Кровные узы. Дилогия «Тень Павионик» - страница 24



Что ей понадобилось снова, Адель не успела узнать, так как та увидела фотографию в её руках. Последующеё было как страшный сон. Снимок оказался в цепких пальцах мачехи, она швырнула его в огонь камина, залепив пощёчину падчерице. Но та едва ли почувствовала удар, бросившись с жалобным криком «Мама!» в огонь. Волосы зашипели от жара, пламя вцепилось в кожу. Горничная закричала, вторя ребёнку, подхватив упирающуюся и кричащую девочку. На крик прибежал ещё кто-то из прислуги, и они вдвоём успокаивали Адель под крики мачехи.

Аделаида смотрела сквозь марево слёз на пепел, оставшийся от фотографии. Она вдруг вспомнила день на кладбище и только теперь поняла, что мамы рядом нет и уже не будет никогда, и зарыдала в голос.

Тот вечер Адель провела, сидя согнувшись перед камином, роняя слёзы на листы бумаги и, держа карандаш в перебинтованной руке, пыталась рисовать маму. Она боялась, что забудет её образ окончательно.

Обгоревшие волосы ей остригли, оставив чёлку, как сказала мачеха: «Чтобы прикрыть эти жуткие глаза». Ладони пришлось долгое время смазывать густой мазью и стягивать бинтами. Они очень болели и доставляли дискомфорт в повседневности. Таким было первое знакомство с ненавистью мачехи.

По своей детской природе Адель не замечала недостатков и всех прощала, стараясь угодить даже няне, за что снискала расположение большинства слуг. Однако попытки найти общий язык с отцом и мачехой проваливались. Мачеха придиралась ко всему, что делала девочка, пуская в ход розги в отсутствие мужа. Но и присутствие отца не приносило ребёнку радости – Эдуард требовал безупречного послушания и успехов в учёбе, о которых спрашивал куда чаще, чем о здоровье дочери. Впервые в жизни Адель столкнулась с холодной стеной равнодушия с одной стороны и откровенной ненавистью – с другой. Она терпеливо сносила это, хотя в первые дни всерьёз подумывала о побеге. Жаловаться отцу на мачеху она не решалась.

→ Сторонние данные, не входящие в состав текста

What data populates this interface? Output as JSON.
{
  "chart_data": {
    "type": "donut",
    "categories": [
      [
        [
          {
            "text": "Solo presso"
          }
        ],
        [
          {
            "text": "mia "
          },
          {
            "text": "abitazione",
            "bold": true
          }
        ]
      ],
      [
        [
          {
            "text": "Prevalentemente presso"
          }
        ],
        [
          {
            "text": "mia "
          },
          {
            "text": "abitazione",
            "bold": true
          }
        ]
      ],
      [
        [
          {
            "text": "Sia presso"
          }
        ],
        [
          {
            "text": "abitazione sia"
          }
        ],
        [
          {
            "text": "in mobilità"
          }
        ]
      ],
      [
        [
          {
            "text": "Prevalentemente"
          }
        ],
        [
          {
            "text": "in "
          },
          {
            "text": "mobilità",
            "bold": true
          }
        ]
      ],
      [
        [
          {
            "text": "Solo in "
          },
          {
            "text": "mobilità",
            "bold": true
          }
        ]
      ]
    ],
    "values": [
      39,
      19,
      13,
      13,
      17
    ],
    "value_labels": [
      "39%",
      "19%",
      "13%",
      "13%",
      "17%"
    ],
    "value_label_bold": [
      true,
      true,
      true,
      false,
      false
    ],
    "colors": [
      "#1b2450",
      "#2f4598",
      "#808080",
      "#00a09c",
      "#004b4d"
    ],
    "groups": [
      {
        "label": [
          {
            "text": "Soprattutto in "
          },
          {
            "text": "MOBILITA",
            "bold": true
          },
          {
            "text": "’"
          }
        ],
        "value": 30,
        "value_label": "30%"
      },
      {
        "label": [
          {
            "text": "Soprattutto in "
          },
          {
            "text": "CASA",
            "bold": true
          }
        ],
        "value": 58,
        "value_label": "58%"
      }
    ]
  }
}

Со временем Аделаида поняла причину ревности Елизаветы: Эдуард, несмотря на внешнюю холодность, относился к дочери с едва уловимой нежностью. Он строго спрашивал уроки, но и поощрял её. Так, на двенадцатилетие она получила бесценный подарок – тяжёлый фотоаппарат с 35-миллиметровой плёнкой. Адель берегла его как зеницу ока: заворачивала в полотенце и постоянно проверяла, на месте ли драгоценный аппарат. Ей нравился мягкий щелчок затвора, нравилось перематывать плёнку, слушая тихое стрекотание барабана.

Подарок оказался неслучайным, чего Аделаида поначалу не поняла. На следующий день к ней пришёл врач – полноватый мужчина с короткой бородкой без усов, в круглых очках, напоминавший добродушного волшебника. Он часто навещал мачеху, страдавшую от мигреней и «истерических припадков», как выражалась кухарка. К Аделаиде доктор отнёсся по-отечески, мягко объяснив, зачем ему нужна её кровь. Девочка лишь пожала плечами: «Я рада, что могу помогать». Врач растерялся, пытаясь выяснить, кому именно она собирается помогать, но Адель умела хранить секреты. Мысль, что доктор знает о её брате, пришла позже. Она не решалась заговорить о нём, утешая себя: раз нужна её кровь, значит, брат скоро поправится. Тем болеё в такие дни ей разрешали сладости – любимый вишнёвый пирог, тыквенный пирог с сахарной пудрой, малиновый сок и шоколадное печенье.

Лишь однажды она услышала, как кухарка, всплеснув руками, просторечно заметила: «Бедное дитя. Кровь-то понемногу берут, да который уж раз? Совсем её высосут эти вампиры досуха!» О вампирах Аделаида, конечно, слышала, о вампирах, но её утешала мысль, что он не причинит ей зла. Ведь он её родной брат.